Si è sempre parlato di welfare senza alcuna specifica e in una sola accezione, ovvero quella del welfare state. E non si sa se questo per malafede o ignoranza. Nessuno ha mai pronunziato, almeno in ambito giornalistico negli ultimi decenni, che vi è anche il welfare aziendale, privato, di cui emblematici furono i casi Olivetti e Snia. Ad ogni modo, le due forme sono complementari e i risultati non cambiano se a pensare al welfare sia lo Stato o le imprese. Ma a questo punto, occorre chiedersi: welfare statale o welfare aziendale?
Nel corso della storia italiana, a più riprese, Stato ed aziende se ne sono fatto carico, a seconda della loro forza e disponibilità. Con riferimento alla Repubblica, fino al 1973, infatti, sono state soprattutto le aziende a curare la formazione dei soggetti intenti a lavorare, a fornire mense e ad occuparsi della loro salute, della loro previdenza. Insomma, sino a cinquanta anni fa le aziende erano il principale artefice in tema di welfare. Dagli anni ’70 ad oggi, poi, le cose sono cambiate ed è stato lo Stato che ha fatto sentire la sua posizione nella società, varando anche una legislazione sui diritti dei lavoratori. E si è passati quindi al welfare state. Questo ha significato, ovviamente la crescita esponenziale della spesa pubblica, una presenza maggiore dei sindacati ed una contrattazione tra centro e organizzazioni dei lavoratori.
Ma si può capire, con assoluta certezza, quale dei due possibili welfare riesca ad essere più efficiente? Deve essere lo Stato il solo a fornire i mezzi per il benessere, o le aziende possono fare la loro parte?
Un elemento per primo balza all’occhio: la mole di denaro che, o dalle casse pubbliche o da quelle private, deve essere impiegata. Assieme a questo, la diversificazione dei bisogni di ogni individuo e lavoratore. Bene. Lo Stato, dal canto suo, è obbligato a emanare norme generali, standardizzate, che valgano per tutti. Le aziende, invece, hanno la possibilità di diversificare i propri strumenti ed agire in maniera particolareggiata, con un’efficienza forse maggiore, riuscendo ad adattarsi al caso concreto. Lo Stato deve, quindi, fare i conti con le casse pubbliche ed il numero dei soggetti verso cui sono rivolte le sue politiche: un aspetto affatto secondario nello scenario attuale, soggetto agli effetti della crisi e del debito pubblico. Per disponibilità di cassa e staticità legislativa, di fronte alla velocità delle dinamiche del mercato, lo Stato pare arretrare dinanzi alle aziende.
Se dagli anni ’70, come si è marcato, è lo Stato ad occuparsi del welfare, oggi la tendenza sta cambiando.

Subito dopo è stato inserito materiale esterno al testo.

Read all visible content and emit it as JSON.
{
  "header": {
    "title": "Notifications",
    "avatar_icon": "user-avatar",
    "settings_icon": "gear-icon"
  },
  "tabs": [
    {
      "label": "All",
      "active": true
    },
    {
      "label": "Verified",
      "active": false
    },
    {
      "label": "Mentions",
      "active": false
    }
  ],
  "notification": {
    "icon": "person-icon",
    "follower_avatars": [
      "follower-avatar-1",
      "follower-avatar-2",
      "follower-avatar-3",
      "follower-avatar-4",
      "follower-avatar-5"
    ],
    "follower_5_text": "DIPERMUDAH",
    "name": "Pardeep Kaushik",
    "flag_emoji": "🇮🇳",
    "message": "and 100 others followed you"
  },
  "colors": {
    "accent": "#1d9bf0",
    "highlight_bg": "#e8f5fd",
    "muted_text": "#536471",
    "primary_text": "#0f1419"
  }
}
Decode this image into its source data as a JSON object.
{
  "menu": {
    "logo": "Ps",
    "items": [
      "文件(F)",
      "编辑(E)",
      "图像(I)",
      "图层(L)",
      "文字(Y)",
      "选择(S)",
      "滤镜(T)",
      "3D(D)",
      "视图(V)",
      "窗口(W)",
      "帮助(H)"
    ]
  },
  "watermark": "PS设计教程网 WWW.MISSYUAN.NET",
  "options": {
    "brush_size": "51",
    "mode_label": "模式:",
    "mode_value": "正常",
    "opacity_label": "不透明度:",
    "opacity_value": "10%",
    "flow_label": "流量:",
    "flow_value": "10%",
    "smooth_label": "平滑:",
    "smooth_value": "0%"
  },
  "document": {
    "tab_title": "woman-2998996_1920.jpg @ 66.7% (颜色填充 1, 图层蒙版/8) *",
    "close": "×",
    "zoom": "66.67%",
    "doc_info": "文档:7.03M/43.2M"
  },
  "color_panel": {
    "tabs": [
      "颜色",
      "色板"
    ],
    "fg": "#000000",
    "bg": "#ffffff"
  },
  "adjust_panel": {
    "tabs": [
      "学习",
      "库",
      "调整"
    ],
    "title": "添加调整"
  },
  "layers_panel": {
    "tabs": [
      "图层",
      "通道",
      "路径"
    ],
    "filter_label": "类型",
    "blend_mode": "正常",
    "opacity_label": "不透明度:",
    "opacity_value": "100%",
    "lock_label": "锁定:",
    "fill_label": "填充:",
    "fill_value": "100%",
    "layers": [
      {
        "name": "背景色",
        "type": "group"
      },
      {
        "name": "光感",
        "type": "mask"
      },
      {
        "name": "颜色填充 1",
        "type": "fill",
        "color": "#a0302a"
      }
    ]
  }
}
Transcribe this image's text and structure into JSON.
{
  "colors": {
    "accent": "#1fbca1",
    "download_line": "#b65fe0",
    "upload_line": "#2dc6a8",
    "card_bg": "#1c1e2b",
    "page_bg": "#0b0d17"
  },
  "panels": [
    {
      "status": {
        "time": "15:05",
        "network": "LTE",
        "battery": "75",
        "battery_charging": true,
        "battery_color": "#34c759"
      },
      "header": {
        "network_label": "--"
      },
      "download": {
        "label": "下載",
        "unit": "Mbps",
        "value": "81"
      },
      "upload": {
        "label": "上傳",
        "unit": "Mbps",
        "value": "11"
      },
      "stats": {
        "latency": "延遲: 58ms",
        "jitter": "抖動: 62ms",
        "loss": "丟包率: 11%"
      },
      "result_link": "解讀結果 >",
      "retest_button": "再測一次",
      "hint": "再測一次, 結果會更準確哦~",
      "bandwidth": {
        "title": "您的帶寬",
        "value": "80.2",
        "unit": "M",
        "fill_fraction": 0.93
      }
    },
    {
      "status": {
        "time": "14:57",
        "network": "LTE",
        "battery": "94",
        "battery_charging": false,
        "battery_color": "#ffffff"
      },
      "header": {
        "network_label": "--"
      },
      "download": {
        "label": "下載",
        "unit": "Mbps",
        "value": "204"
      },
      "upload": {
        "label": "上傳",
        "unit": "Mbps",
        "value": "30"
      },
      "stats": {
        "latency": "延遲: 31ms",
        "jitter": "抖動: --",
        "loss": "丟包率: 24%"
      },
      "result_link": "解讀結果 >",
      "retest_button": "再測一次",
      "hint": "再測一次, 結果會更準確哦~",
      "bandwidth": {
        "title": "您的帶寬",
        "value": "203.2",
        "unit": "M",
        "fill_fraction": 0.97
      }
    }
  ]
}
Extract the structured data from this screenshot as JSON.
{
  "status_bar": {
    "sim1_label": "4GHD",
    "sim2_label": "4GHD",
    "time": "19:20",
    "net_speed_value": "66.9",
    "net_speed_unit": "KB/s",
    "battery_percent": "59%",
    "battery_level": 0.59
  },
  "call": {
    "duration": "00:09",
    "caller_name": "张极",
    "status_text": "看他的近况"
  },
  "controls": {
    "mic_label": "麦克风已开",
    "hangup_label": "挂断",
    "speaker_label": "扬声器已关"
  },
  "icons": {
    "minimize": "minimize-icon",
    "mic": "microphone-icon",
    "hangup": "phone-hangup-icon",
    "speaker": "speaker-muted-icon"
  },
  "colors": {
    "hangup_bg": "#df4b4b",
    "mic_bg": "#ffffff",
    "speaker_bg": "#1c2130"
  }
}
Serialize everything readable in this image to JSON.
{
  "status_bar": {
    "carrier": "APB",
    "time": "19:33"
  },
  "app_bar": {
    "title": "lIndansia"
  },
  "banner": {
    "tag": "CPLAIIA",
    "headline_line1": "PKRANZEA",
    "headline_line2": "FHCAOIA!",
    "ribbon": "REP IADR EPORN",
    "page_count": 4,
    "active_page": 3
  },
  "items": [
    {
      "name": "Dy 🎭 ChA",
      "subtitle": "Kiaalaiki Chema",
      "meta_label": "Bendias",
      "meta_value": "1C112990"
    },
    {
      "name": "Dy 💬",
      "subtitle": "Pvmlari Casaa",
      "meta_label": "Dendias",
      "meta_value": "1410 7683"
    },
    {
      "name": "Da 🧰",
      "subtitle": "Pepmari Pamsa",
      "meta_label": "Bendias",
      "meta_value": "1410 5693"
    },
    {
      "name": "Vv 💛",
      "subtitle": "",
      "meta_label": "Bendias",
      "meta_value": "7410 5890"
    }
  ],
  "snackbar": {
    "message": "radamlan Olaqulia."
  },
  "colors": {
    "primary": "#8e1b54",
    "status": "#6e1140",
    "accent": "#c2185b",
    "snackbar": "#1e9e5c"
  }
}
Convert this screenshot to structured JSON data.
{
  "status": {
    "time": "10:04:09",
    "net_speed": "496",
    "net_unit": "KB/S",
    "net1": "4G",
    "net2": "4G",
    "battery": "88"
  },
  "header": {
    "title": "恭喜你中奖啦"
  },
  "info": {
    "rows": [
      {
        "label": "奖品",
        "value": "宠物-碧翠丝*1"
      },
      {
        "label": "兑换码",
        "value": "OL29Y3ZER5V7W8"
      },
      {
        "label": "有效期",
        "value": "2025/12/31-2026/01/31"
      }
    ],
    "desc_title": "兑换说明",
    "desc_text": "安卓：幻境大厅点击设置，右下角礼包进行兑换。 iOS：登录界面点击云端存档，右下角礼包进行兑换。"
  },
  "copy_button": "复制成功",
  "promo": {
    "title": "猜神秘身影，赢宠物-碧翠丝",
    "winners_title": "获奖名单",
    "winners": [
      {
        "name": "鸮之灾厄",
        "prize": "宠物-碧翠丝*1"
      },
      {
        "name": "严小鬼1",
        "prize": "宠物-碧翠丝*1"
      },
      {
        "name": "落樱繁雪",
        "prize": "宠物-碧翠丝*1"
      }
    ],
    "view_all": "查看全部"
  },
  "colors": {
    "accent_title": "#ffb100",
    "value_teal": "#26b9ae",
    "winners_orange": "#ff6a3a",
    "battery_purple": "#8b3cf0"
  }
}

Infatti, diverse aziende italiane stanno iniziando, o proseguono, con un’organizzazione del lavoro per la quale esse stesse formano i loro dipendenti e se ne occupano sul posto di lavoro, secondo la possibilità che con determinate condizioni. Non pochi sono i provvedimenti di sanità integrativa, borse di studio, previdenza aggiuntiva, formazione e via dicendo. E vivendo meglio il suo ambiente di lavoro, il lavoratore riesca a produrre di più. In ciò si assistite anche ad una certa legislazione, che sebbene ancora debole, favorisce il ripristino, almeno entro certi termini, del welfare privato.
In Italia, insomma, Stato e aziende dovrebbero integrare i loro strumenti e provvedere assieme ai lavoratori. Assieme devono rispondere all’invecchiamento della popolazione e all’aumento del lavoro femminile. Se lo Stato è impossibilitato ad essere dinamico come le imprese, deve però occuparsi di quegli aspetti anche costituzionalmente riconosciuti in termini quantitativi. Le aziende, invece, dovrebbero soddisfare gli aspetti qualitativi, quei bisogni legati alla mansione dell’operaio e alla sua vita nell’ambiente in cui la sviluppa, in maniera più aderente ai mutamenti della realtà e della società.